Perhaps Watson would manage to bed one or more of those ballerinas tonight, thereby proving that he was neither queer nor involved with Holmes. Well, if Madame Petrova or Rogozhin came to confront him about his lie, he did not care. He would then finally risk the ultimate insult, that Madame Petrova at 49 was too old to conceive a baby, and should look instead into adopting a child.
End of part 1. Part 2
Note, there a few Russian phrases shown in the DVD subtitles, in a Romanized form. First Watson compliments the ballerinas on their "lovely pooh-poohs" but he actually pronounces it with a long O sound rather than an "oo" sound. So it's more like "popos." Watson gestures with his cane, showing that he means the ladies' bottoms, and this seems to be a different form of the word popa (written попа in the Cyrillic alphabet). Google Translate renders it as "fanny," but this would be much more naughty for British speakers, who use "fanny" for the female genitals. In Russian I guess that попа is a more polite term than шопа (pronounced shopa) which means "ass." It would be like saying "behind" or "bottom" rather than "ass" or "arse," I think.

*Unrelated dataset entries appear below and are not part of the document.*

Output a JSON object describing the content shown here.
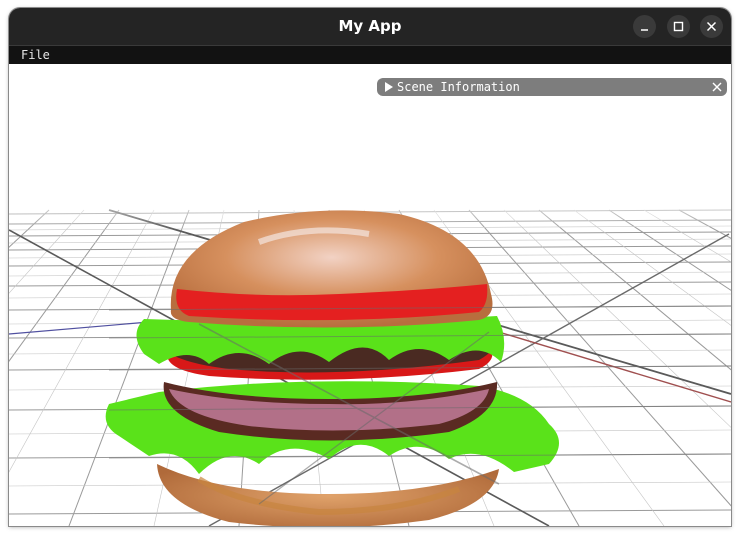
{
  "window": {
    "title": "My App",
    "controls": [
      "minimize-icon",
      "maximize-icon",
      "close-icon"
    ]
  },
  "menu": {
    "items": [
      {
        "label": "File"
      }
    ]
  },
  "scene_panel": {
    "title": "Scene Information",
    "collapsed": true,
    "expand_icon": "triangle-right-icon",
    "close_icon": "close-icon"
  },
  "colors": {
    "titlebar": "#242424",
    "menubar": "#121212",
    "panel_header": "#7d7d7d",
    "axis_x": "#a05050",
    "axis_z": "#5050a0",
    "grid": "#9a9a9a"
  }
}
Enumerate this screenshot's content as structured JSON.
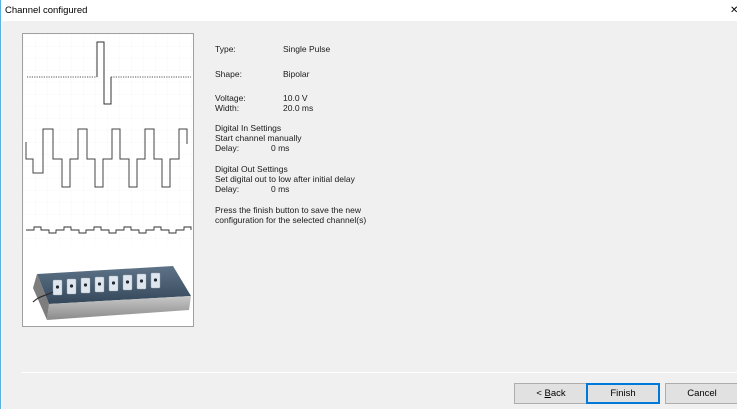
{
  "window": {
    "title": "Channel configured",
    "close_glyph": "✕"
  },
  "info": {
    "type_label": "Type:",
    "type_value": "Single Pulse",
    "shape_label": "Shape:",
    "shape_value": "Bipolar",
    "voltage_label": "Voltage:",
    "voltage_value": "10.0 V",
    "width_label": "Width:",
    "width_value": "20.0 ms",
    "digital_in_heading": "Digital In Settings",
    "digital_in_mode": "Start channel manually",
    "digital_in_delay_label": "Delay:",
    "digital_in_delay_value": "0 ms",
    "digital_out_heading": "Digital Out Settings",
    "digital_out_mode": "Set digital out to low after initial delay",
    "digital_out_delay_label": "Delay:",
    "digital_out_delay_value": "0 ms",
    "instruction_line1": "Press the finish button to save the new",
    "instruction_line2": "configuration for the selected channel(s)"
  },
  "buttons": {
    "back_prefix": "< ",
    "back_accel": "B",
    "back_rest": "ack",
    "finish": "Finish",
    "cancel": "Cancel"
  },
  "icons": {
    "waveform_illustration": "pulse-waveform-icon",
    "device_illustration": "stimulator-device-icon"
  }
}
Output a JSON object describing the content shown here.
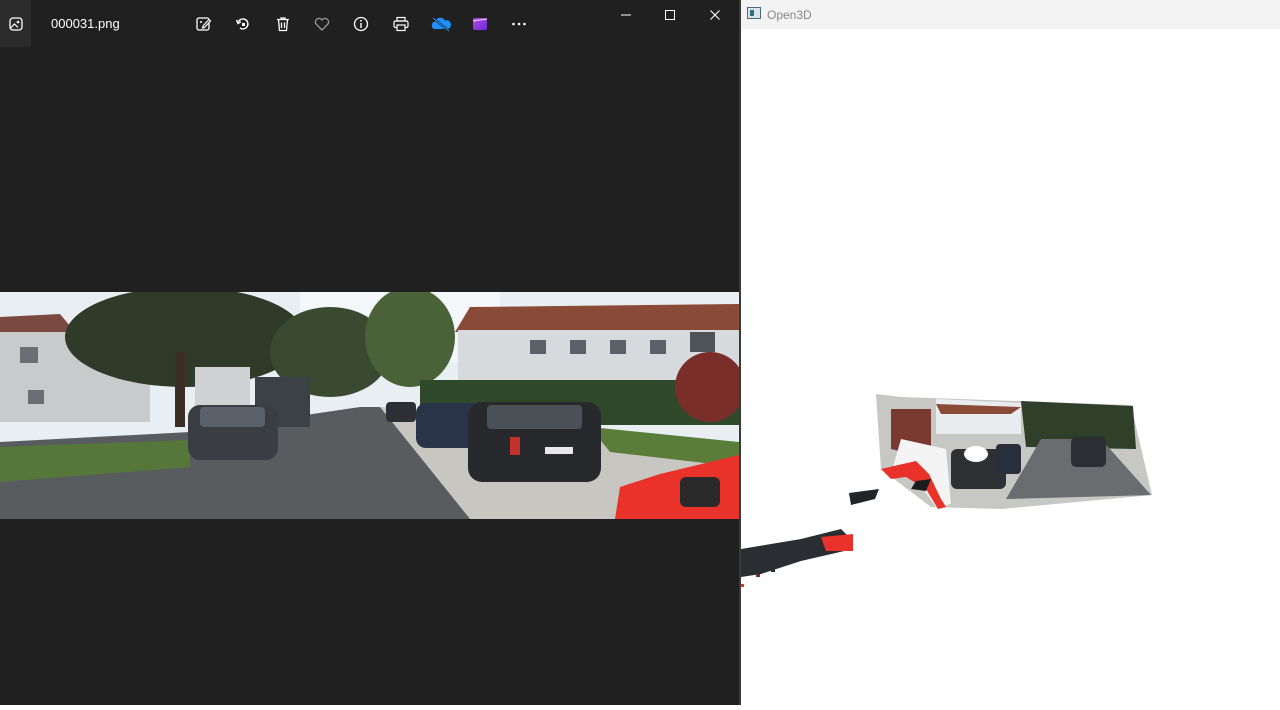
{
  "photos_window": {
    "file_name": "000031.png",
    "toolbar": [
      {
        "name": "edit-image-icon",
        "label": "Edit image"
      },
      {
        "name": "rotate-icon",
        "label": "Rotate"
      },
      {
        "name": "delete-icon",
        "label": "Delete"
      },
      {
        "name": "favorite-heart-icon",
        "label": "Add to favorites"
      },
      {
        "name": "file-info-icon",
        "label": "File information"
      },
      {
        "name": "print-icon",
        "label": "Print"
      },
      {
        "name": "onedrive-cloud-icon",
        "label": "OneDrive"
      },
      {
        "name": "clipchamp-icon",
        "label": "Clipchamp"
      },
      {
        "name": "more-options-icon",
        "label": "See more"
      }
    ],
    "window_controls": [
      "minimize",
      "maximize",
      "close"
    ]
  },
  "open3d_window": {
    "title": "Open3D"
  }
}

Next there is Madame Petrova's greeting "ochen priatna" (очень приятно in Cyrillic alphabet) which means approximately "Pleased to meet you." The celebratory toast that appears in the subtitles as "Zo sdarovya" is за здоровье in Cyrillic, and it means "To your health!" Finally, Watson asks what "prokyzhnik" means and is told that it means "you little devil." This is проказник and it actually means "rogue." I give the Cyrillic spellings so that you can look them up on translation services if you want to, although Google Translate will often go for a literal translation like "very nice" for очень приятно, instead of the meaning in context.
Other Russian words and phrases are spoken in the film, of course, but they aren't rendered in the subtitles.